Die eindringlichen Schilderungen erschütterten die Stuttgarter Stadträte: Die Situation, wie sie sich derzeit in den fünften und sechsten Klassen des Gymnasiums zeigt, löste eine hoch emotionale Debatte über schief gelaufene Bildungspolitik aus.

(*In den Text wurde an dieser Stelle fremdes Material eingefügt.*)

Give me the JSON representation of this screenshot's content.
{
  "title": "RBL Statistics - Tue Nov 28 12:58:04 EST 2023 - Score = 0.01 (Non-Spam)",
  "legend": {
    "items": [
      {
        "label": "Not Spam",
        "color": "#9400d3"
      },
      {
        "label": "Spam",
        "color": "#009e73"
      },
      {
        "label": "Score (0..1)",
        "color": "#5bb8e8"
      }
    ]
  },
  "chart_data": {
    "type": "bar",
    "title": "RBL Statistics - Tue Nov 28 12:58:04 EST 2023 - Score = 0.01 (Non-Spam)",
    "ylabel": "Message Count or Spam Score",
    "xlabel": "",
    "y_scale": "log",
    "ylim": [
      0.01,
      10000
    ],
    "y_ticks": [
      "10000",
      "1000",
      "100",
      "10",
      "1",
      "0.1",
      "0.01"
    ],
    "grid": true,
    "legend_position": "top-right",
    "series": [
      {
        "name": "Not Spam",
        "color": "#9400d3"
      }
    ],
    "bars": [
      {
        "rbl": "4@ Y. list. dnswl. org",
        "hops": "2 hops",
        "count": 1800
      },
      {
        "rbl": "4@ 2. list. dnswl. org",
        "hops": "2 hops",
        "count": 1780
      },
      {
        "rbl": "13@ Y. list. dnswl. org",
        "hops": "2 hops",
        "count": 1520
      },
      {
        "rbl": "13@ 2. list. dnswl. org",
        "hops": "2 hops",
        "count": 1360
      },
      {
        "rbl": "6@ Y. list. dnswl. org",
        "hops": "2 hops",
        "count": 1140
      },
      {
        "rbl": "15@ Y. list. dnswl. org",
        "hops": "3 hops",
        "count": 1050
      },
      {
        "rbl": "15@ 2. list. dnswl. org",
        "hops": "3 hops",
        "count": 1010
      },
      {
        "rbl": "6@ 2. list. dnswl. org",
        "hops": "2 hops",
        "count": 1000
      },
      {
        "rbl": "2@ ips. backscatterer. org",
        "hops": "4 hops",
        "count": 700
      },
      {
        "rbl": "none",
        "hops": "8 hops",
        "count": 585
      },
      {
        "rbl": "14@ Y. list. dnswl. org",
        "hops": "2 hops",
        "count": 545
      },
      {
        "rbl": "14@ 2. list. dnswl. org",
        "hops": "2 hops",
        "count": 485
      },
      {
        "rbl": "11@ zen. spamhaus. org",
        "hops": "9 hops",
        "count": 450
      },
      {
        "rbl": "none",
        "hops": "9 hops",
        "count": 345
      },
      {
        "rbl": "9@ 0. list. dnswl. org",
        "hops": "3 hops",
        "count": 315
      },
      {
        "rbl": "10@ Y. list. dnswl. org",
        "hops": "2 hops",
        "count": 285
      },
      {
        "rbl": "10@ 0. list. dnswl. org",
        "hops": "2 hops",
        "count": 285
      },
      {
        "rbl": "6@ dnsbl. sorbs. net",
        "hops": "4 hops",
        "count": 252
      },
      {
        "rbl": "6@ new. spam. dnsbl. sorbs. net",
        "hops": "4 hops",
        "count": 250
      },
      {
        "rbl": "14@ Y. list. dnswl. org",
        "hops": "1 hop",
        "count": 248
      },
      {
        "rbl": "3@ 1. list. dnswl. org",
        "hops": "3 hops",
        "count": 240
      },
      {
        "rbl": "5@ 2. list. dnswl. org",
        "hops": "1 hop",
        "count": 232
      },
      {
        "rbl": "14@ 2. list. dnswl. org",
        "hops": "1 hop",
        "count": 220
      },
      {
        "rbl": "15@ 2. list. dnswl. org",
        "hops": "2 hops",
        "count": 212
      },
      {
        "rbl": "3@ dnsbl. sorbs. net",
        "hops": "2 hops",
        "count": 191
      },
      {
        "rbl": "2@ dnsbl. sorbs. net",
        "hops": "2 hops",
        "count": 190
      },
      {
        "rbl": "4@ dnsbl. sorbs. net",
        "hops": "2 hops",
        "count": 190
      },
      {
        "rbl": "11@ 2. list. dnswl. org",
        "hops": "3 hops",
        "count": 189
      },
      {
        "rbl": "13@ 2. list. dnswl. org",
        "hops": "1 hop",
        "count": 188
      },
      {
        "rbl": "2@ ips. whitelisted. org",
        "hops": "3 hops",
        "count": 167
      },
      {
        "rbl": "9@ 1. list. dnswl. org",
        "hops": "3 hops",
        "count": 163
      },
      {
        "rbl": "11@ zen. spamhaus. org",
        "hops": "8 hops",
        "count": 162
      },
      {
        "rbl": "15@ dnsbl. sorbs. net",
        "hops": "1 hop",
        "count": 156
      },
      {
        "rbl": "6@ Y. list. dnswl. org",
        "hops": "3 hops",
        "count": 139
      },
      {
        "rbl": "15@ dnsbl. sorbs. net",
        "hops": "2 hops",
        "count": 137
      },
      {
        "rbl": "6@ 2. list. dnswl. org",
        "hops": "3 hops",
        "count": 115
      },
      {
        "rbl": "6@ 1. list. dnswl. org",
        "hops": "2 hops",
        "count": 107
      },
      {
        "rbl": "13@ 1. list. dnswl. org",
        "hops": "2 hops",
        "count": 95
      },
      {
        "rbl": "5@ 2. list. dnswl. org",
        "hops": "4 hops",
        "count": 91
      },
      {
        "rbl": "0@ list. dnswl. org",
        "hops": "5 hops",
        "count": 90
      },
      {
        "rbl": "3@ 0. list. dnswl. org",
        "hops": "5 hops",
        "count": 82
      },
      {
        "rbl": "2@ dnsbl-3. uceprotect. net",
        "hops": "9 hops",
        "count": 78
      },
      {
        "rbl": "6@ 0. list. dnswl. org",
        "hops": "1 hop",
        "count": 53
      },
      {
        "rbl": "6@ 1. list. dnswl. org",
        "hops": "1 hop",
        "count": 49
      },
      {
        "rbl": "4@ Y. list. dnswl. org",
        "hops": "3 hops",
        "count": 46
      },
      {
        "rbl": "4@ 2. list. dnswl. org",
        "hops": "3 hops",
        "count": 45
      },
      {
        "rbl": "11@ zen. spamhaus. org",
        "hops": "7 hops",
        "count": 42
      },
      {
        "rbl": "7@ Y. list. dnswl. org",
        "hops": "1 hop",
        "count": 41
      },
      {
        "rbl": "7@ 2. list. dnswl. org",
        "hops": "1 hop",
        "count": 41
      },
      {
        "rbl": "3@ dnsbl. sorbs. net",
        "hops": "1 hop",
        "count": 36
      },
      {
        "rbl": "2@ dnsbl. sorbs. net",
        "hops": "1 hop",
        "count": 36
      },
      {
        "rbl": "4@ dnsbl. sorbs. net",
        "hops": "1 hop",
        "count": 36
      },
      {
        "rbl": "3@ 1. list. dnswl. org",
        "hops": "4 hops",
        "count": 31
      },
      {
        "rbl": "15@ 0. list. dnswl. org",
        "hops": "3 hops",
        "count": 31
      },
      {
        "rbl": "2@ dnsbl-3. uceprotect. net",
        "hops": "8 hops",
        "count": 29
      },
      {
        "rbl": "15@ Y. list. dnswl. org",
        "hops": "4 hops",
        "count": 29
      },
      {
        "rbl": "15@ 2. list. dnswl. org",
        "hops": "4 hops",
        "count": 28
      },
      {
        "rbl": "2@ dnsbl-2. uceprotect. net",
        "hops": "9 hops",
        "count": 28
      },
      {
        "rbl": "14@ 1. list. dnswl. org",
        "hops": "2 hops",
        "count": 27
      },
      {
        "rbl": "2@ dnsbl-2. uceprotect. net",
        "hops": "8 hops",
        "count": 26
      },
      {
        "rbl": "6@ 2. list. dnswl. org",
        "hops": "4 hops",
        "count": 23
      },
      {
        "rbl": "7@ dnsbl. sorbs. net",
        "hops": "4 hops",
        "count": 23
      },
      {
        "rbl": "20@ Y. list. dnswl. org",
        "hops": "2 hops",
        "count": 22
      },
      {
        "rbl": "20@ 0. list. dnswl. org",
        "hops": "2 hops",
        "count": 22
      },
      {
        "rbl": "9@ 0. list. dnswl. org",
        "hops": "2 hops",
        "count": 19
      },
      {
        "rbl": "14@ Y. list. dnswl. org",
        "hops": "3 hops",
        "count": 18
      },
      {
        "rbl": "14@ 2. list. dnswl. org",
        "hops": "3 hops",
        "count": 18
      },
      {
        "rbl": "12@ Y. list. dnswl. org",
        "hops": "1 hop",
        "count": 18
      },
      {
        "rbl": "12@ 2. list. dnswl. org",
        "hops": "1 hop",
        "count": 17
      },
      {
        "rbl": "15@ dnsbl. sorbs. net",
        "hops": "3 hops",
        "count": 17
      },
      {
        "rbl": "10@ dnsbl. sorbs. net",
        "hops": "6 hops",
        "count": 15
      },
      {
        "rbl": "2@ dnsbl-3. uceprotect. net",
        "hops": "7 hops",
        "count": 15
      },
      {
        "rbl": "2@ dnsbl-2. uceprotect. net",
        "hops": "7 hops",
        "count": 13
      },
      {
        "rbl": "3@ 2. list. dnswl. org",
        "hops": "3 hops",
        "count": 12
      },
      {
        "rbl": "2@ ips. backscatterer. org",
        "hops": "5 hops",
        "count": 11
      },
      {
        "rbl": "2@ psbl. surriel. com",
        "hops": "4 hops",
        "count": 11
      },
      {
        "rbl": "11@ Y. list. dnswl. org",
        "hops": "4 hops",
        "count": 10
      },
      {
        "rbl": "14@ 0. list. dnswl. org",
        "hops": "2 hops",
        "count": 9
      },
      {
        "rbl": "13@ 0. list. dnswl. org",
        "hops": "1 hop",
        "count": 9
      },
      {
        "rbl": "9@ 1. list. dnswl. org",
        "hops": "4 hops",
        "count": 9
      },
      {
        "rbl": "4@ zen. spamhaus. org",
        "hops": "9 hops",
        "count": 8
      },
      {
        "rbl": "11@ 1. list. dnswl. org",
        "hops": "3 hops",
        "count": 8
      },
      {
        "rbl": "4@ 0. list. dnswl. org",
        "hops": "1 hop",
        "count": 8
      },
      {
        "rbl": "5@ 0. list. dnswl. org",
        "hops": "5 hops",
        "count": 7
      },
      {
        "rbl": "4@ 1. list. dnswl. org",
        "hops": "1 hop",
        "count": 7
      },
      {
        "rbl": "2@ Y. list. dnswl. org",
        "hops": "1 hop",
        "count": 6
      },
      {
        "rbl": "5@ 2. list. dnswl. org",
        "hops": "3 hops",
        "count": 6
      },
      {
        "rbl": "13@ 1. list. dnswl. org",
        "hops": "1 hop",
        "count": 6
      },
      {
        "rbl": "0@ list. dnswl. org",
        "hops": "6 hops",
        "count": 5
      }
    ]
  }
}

Stuttgart - Fünftklässler, die überfordert und verzweifelt sind und ihre Klassenarbeiten zerreißen – und Lehrer, die gesundheitlich an der Grenze sind: Diese Situation schilderte Holger zur Hausen, geschäftsführender Leiter der Stuttgarter Gymnasien, im Schulbeirat – und löste damit Erschütterung bei Stadträten und der Bildungsbürgermeisterin Isabel Fezer (FDP) aus. Es folgte eine hoch emotionale Debatte über schief gelaufene Bildungspolitik. Der Ausgangspunkt: 328 Gymnasiasten haben zu diesem Schuljahr das Gymnasium verlassen, weil sie dort nicht mitkamen, und wechselten vor allem auf die Realschulen. Aktuell sieht erneut eine große Menge an Kindern auf dem Gymnasium kein Land – doch die Realschulen sind voll. Ein Konzept zur Steuerung der Schulanmeldungen ist nicht in Sicht.

 

Schulleiter bezweifelt Wirkung des Beratungsgesprächs

Zur Hausen verdeutlichte dem Gremium die Problemlage. Seit jeder, der will, aufs Gymnasium darf, sei das Niveau in Klasse fünf und sechs gesunken, weil die Lehrer vor allem damit beschäftigt seien, Sozialverhalten zu vermitteln. „Ich verstehe das Konzept des Beratungsgesprächs nicht“, so zur Hausen. Er glaube nicht, dass das Vorlegen der Grundschulempfehlung zu mehr Einsicht bei der Schulwahl führe. Der Schulleiter und seine Realschulkollegin Barbara Koterbicki forderten ein Konzept für gescheiterte Kinder, eine Senkung des Klassenteilers, mehr Ressourcen zur Förderung dieser Kinder. Und Platz: „Wo sollen diese Kinder hin?“, fragte Koterbicki. Und räumte ein: „Mir ist eine Außenstelle lieber als die Käfighaltung.“ Denn die Realschulen schickten ja keine Hauptschulkinder mehr weg, zudem kämen viele Kinder aus den Vorbereitungsklassen.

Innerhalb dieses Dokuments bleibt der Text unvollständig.